Beautiful Boy by David Sheff tells the story of Sheff’s son Nicholas’s devastating addiction to methamphetamine, aka “crystal meth.” Like most parents, Sheff had difficulty believing that his intelligent, talented and sensitive son could possibly be taking drugs. Sheff’s memoir focuses on his own journey from denial to desperate attempts to save Nic to acceptance that Nic must save himself. Sheff vividly describes the horrors Nic endures as he struggles to free himself from his demons. He also recounts his own past dalliance with drugs, which perhaps led Sheff to a laissez-faire attitude that may not have served Nic well when his drug use moved from cigarettes to marijuana to harder drugs.

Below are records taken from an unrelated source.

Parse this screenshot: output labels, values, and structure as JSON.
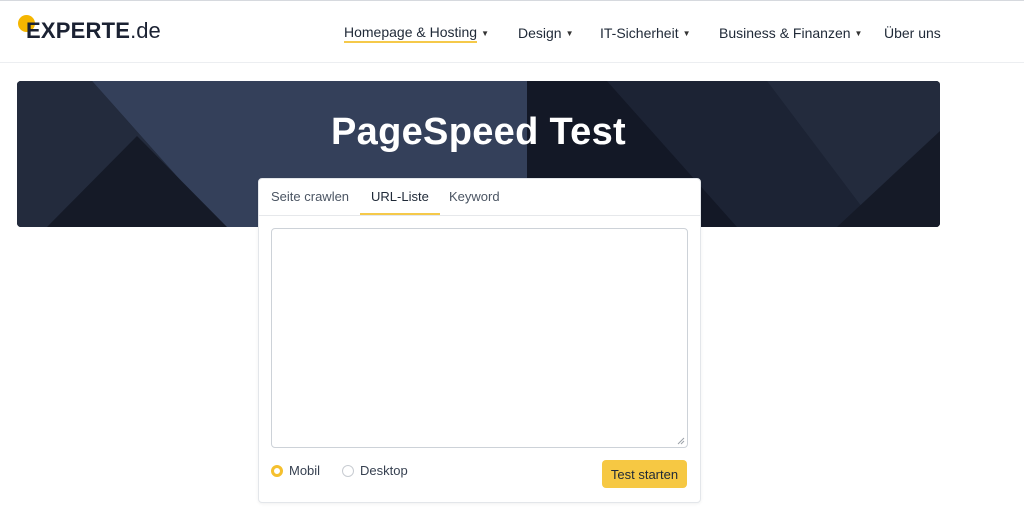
{
  "brand": {
    "name": "EXPERTE",
    "suffix": ".de",
    "accent": "#f5b600"
  },
  "nav": [
    {
      "label": "Homepage & Hosting",
      "has_dropdown": true,
      "active": true
    },
    {
      "label": "Design",
      "has_dropdown": true
    },
    {
      "label": "IT-Sicherheit",
      "has_dropdown": true
    },
    {
      "label": "Business & Finanzen",
      "has_dropdown": true
    },
    {
      "label": "Über uns",
      "has_dropdown": false
    }
  ],
  "hero": {
    "title": "PageSpeed Test",
    "background": "#1a2030"
  },
  "tool": {
    "tabs": [
      {
        "label": "Seite crawlen",
        "active": false
      },
      {
        "label": "URL-Liste",
        "active": true
      },
      {
        "label": "Keyword",
        "active": false
      }
    ],
    "url_list": {
      "value": "",
      "placeholder": ""
    },
    "device_options": [
      {
        "label": "Mobil",
        "checked": true
      },
      {
        "label": "Desktop",
        "checked": false
      }
    ],
    "submit_label": "Test starten",
    "button_color": "#f6c843"
  },
  "icons": {
    "dropdown": "caret-down-icon"
  }
}
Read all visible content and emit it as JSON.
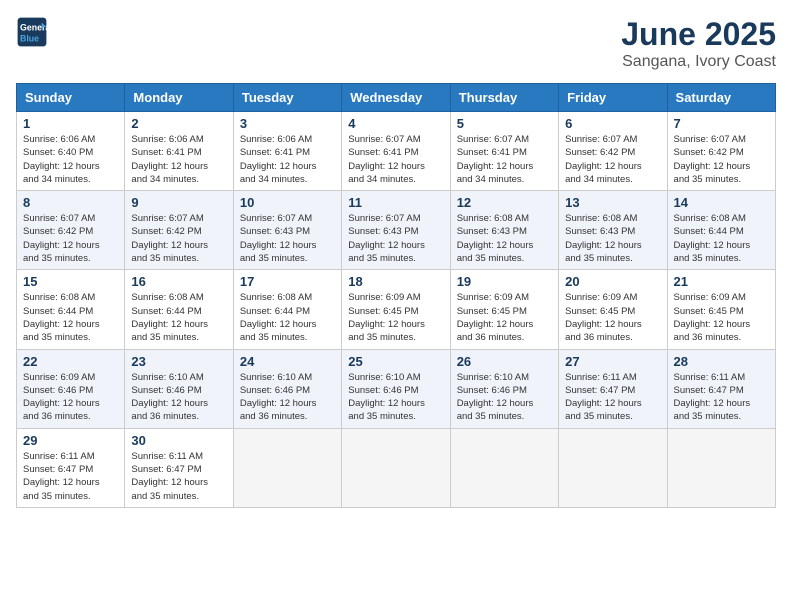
{
  "header": {
    "logo_line1": "General",
    "logo_line2": "Blue",
    "title": "June 2025",
    "subtitle": "Sangana, Ivory Coast"
  },
  "weekdays": [
    "Sunday",
    "Monday",
    "Tuesday",
    "Wednesday",
    "Thursday",
    "Friday",
    "Saturday"
  ],
  "weeks": [
    [
      {
        "day": "1",
        "info": "Sunrise: 6:06 AM\nSunset: 6:40 PM\nDaylight: 12 hours\nand 34 minutes."
      },
      {
        "day": "2",
        "info": "Sunrise: 6:06 AM\nSunset: 6:41 PM\nDaylight: 12 hours\nand 34 minutes."
      },
      {
        "day": "3",
        "info": "Sunrise: 6:06 AM\nSunset: 6:41 PM\nDaylight: 12 hours\nand 34 minutes."
      },
      {
        "day": "4",
        "info": "Sunrise: 6:07 AM\nSunset: 6:41 PM\nDaylight: 12 hours\nand 34 minutes."
      },
      {
        "day": "5",
        "info": "Sunrise: 6:07 AM\nSunset: 6:41 PM\nDaylight: 12 hours\nand 34 minutes."
      },
      {
        "day": "6",
        "info": "Sunrise: 6:07 AM\nSunset: 6:42 PM\nDaylight: 12 hours\nand 34 minutes."
      },
      {
        "day": "7",
        "info": "Sunrise: 6:07 AM\nSunset: 6:42 PM\nDaylight: 12 hours\nand 35 minutes."
      }
    ],
    [
      {
        "day": "8",
        "info": "Sunrise: 6:07 AM\nSunset: 6:42 PM\nDaylight: 12 hours\nand 35 minutes."
      },
      {
        "day": "9",
        "info": "Sunrise: 6:07 AM\nSunset: 6:42 PM\nDaylight: 12 hours\nand 35 minutes."
      },
      {
        "day": "10",
        "info": "Sunrise: 6:07 AM\nSunset: 6:43 PM\nDaylight: 12 hours\nand 35 minutes."
      },
      {
        "day": "11",
        "info": "Sunrise: 6:07 AM\nSunset: 6:43 PM\nDaylight: 12 hours\nand 35 minutes."
      },
      {
        "day": "12",
        "info": "Sunrise: 6:08 AM\nSunset: 6:43 PM\nDaylight: 12 hours\nand 35 minutes."
      },
      {
        "day": "13",
        "info": "Sunrise: 6:08 AM\nSunset: 6:43 PM\nDaylight: 12 hours\nand 35 minutes."
      },
      {
        "day": "14",
        "info": "Sunrise: 6:08 AM\nSunset: 6:44 PM\nDaylight: 12 hours\nand 35 minutes."
      }
    ],
    [
      {
        "day": "15",
        "info": "Sunrise: 6:08 AM\nSunset: 6:44 PM\nDaylight: 12 hours\nand 35 minutes."
      },
      {
        "day": "16",
        "info": "Sunrise: 6:08 AM\nSunset: 6:44 PM\nDaylight: 12 hours\nand 35 minutes."
      },
      {
        "day": "17",
        "info": "Sunrise: 6:08 AM\nSunset: 6:44 PM\nDaylight: 12 hours\nand 35 minutes."
      },
      {
        "day": "18",
        "info": "Sunrise: 6:09 AM\nSunset: 6:45 PM\nDaylight: 12 hours\nand 35 minutes."
      },
      {
        "day": "19",
        "info": "Sunrise: 6:09 AM\nSunset: 6:45 PM\nDaylight: 12 hours\nand 36 minutes."
      },
      {
        "day": "20",
        "info": "Sunrise: 6:09 AM\nSunset: 6:45 PM\nDaylight: 12 hours\nand 36 minutes."
      },
      {
        "day": "21",
        "info": "Sunrise: 6:09 AM\nSunset: 6:45 PM\nDaylight: 12 hours\nand 36 minutes."
      }
    ],
    [
      {
        "day": "22",
        "info": "Sunrise: 6:09 AM\nSunset: 6:46 PM\nDaylight: 12 hours\nand 36 minutes."
      },
      {
        "day": "23",
        "info": "Sunrise: 6:10 AM\nSunset: 6:46 PM\nDaylight: 12 hours\nand 36 minutes."
      },
      {
        "day": "24",
        "info": "Sunrise: 6:10 AM\nSunset: 6:46 PM\nDaylight: 12 hours\nand 36 minutes."
      },
      {
        "day": "25",
        "info": "Sunrise: 6:10 AM\nSunset: 6:46 PM\nDaylight: 12 hours\nand 35 minutes."
      },
      {
        "day": "26",
        "info": "Sunrise: 6:10 AM\nSunset: 6:46 PM\nDaylight: 12 hours\nand 35 minutes."
      },
      {
        "day": "27",
        "info": "Sunrise: 6:11 AM\nSunset: 6:47 PM\nDaylight: 12 hours\nand 35 minutes."
      },
      {
        "day": "28",
        "info": "Sunrise: 6:11 AM\nSunset: 6:47 PM\nDaylight: 12 hours\nand 35 minutes."
      }
    ],
    [
      {
        "day": "29",
        "info": "Sunrise: 6:11 AM\nSunset: 6:47 PM\nDaylight: 12 hours\nand 35 minutes."
      },
      {
        "day": "30",
        "info": "Sunrise: 6:11 AM\nSunset: 6:47 PM\nDaylight: 12 hours\nand 35 minutes."
      },
      {
        "day": "",
        "info": ""
      },
      {
        "day": "",
        "info": ""
      },
      {
        "day": "",
        "info": ""
      },
      {
        "day": "",
        "info": ""
      },
      {
        "day": "",
        "info": ""
      }
    ]
  ]
}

Sheff leaves the reader with the sense that Nic has a last chance to turn his life around—something that Nic wrote about later in his own memoir, Tweak: Growing Up on Methamphetamines.

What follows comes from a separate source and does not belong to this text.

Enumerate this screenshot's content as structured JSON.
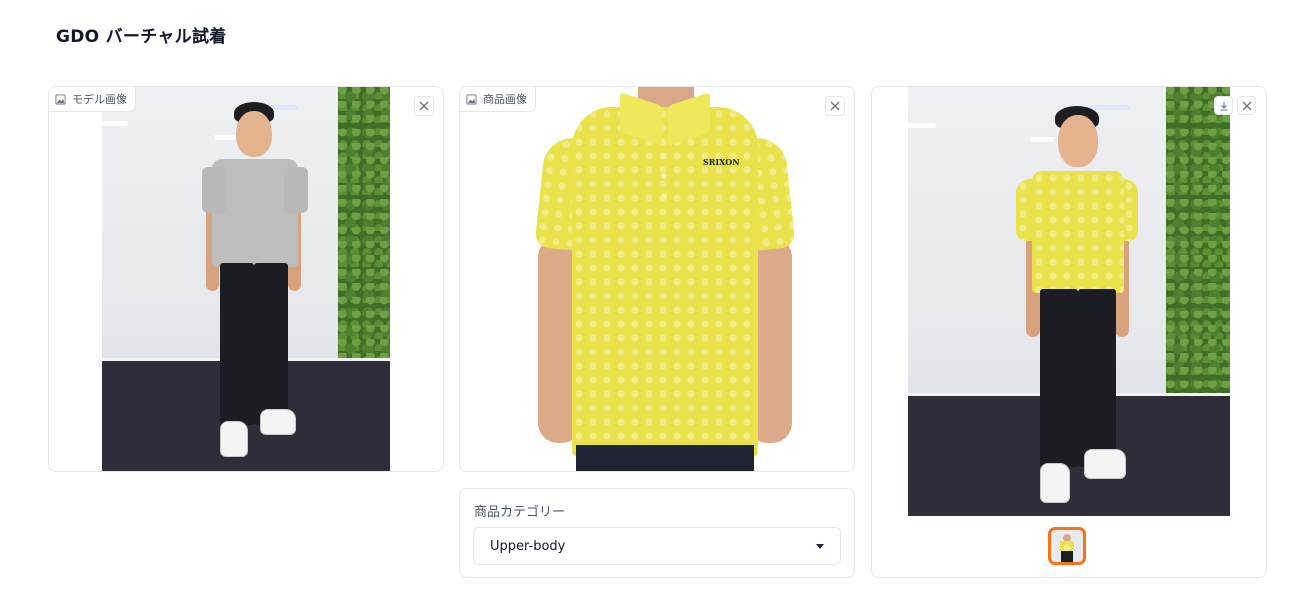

Wave, by Sonali Deraniyagala, recounts the unimaginably tragic story of Deraniyagala’s surviving the horrific 2004 Boxing Day tsunami while her entire family—husband, two young sons, and both her parents—did not. Deraniyagala had been vacationing in Sri Lanka with her Sri Lankan parents, her British husband, and her children, seven-year-old Vik and five-year-old Malli, when the tsunami hit. She describes the day of the tragedy in excruciating detail, but most of the memoir focuses on Deraniyagala’s seven-year struggle to escape an overwhelming grief that prevents her from forming a new identity, as her old one—as wife, mother, and daughter—had been obliterated by the wave. Her cataclysmic struggle to make sense of a tragedy this incomprehensible is often difficult to read, as bottomless grief, a crazed rage and suicidal thoughts overtake her. Yet in the final segment of the book, when the tidal wave of her loss begins to subside, she allows herself to be redeemed by the memory of the love she shared with her family. It is that final redemption that makes the horror of what preceded it meaningful—for the reader comes to know that even someone who has lost literally everything can find a sort of peace in the end.

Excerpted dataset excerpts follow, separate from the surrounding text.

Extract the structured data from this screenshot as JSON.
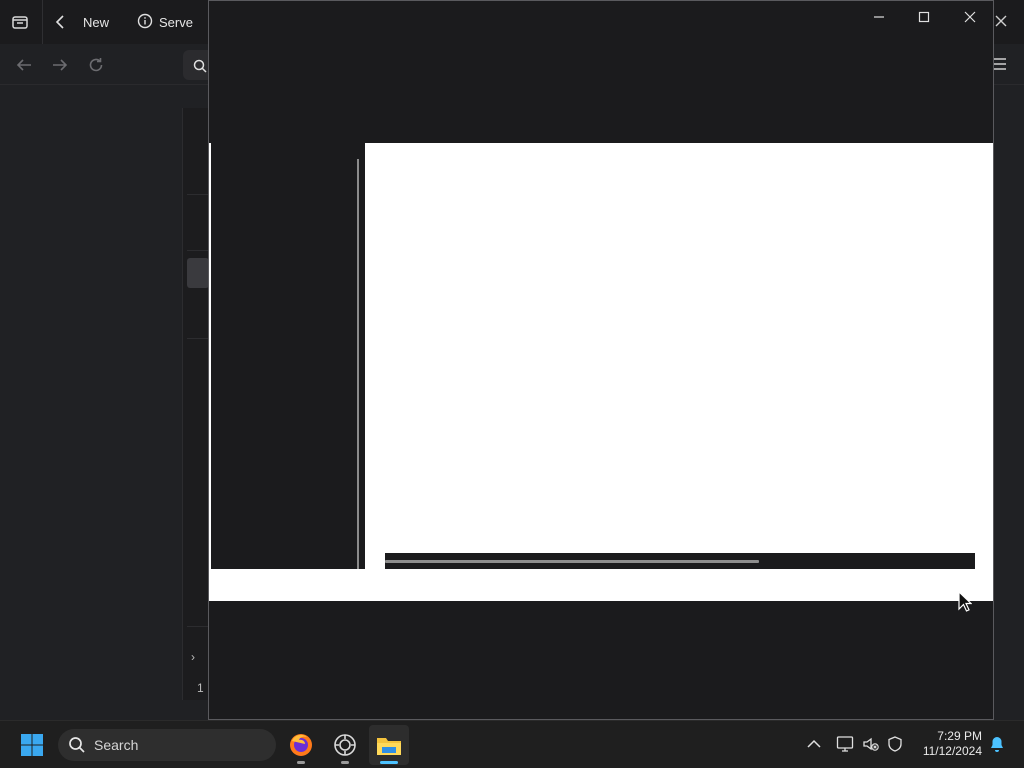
{
  "background_browser": {
    "tab_new_label": "New",
    "tab_server_label": "Serve",
    "status_count": "1"
  },
  "taskbar": {
    "search_placeholder": "Search",
    "apps": [
      {
        "name": "Firefox"
      },
      {
        "name": "Network app"
      },
      {
        "name": "File Explorer",
        "active": true
      }
    ],
    "clock": {
      "time": "7:29 PM",
      "date": "11/12/2024"
    }
  },
  "colors": {
    "accent": "#4cc2ff",
    "taskbar_bg": "#1f1f1f",
    "window_bg": "#1b1b1d",
    "content_bg": "#ffffff"
  }
}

Once More We Saw Stars, by Jayson Greene, is the story of Greene and his wife Stacy’s recovery from the accidental death of their two-year-old daughter, Greta. Greta, sitting on a city bench with her grandmother, was struck in the head by a brick that dislodged from an apartment far above her, leaving her brain dead. Greene and Stacy do all the right things to address their loss: donating Greta’s organs to make meaning out of her death; reassuring her grandmother that she is blameless for the tragedy; attending child loss support groups to process their experience with others. However, none of those things can ameliorate the pain of losing one’s only child, as they both discover. A particularly poignant moment occurs when Greene believes he sees his daughter in a park they once frequented together—Was it really Greta? Or merely an illusion, a hallucination? Greene finds solace in the overwhelming feeling that somehow Greta was there in the park with him, miraculously. Of the three memoirs, Once More We Saw Stars is the most obviously hopeful in the end, as Greene and his wife eventually decide to conceive another child, not to take the place of Greta, of course, as no one can; but simply to have a second chance to experience the joys of parenting. The reader celebrates with them as Greene describes the birth of his new son, and Greta takes her place as the big sister Greene’s son will surely come to know through his and his wife’s memories.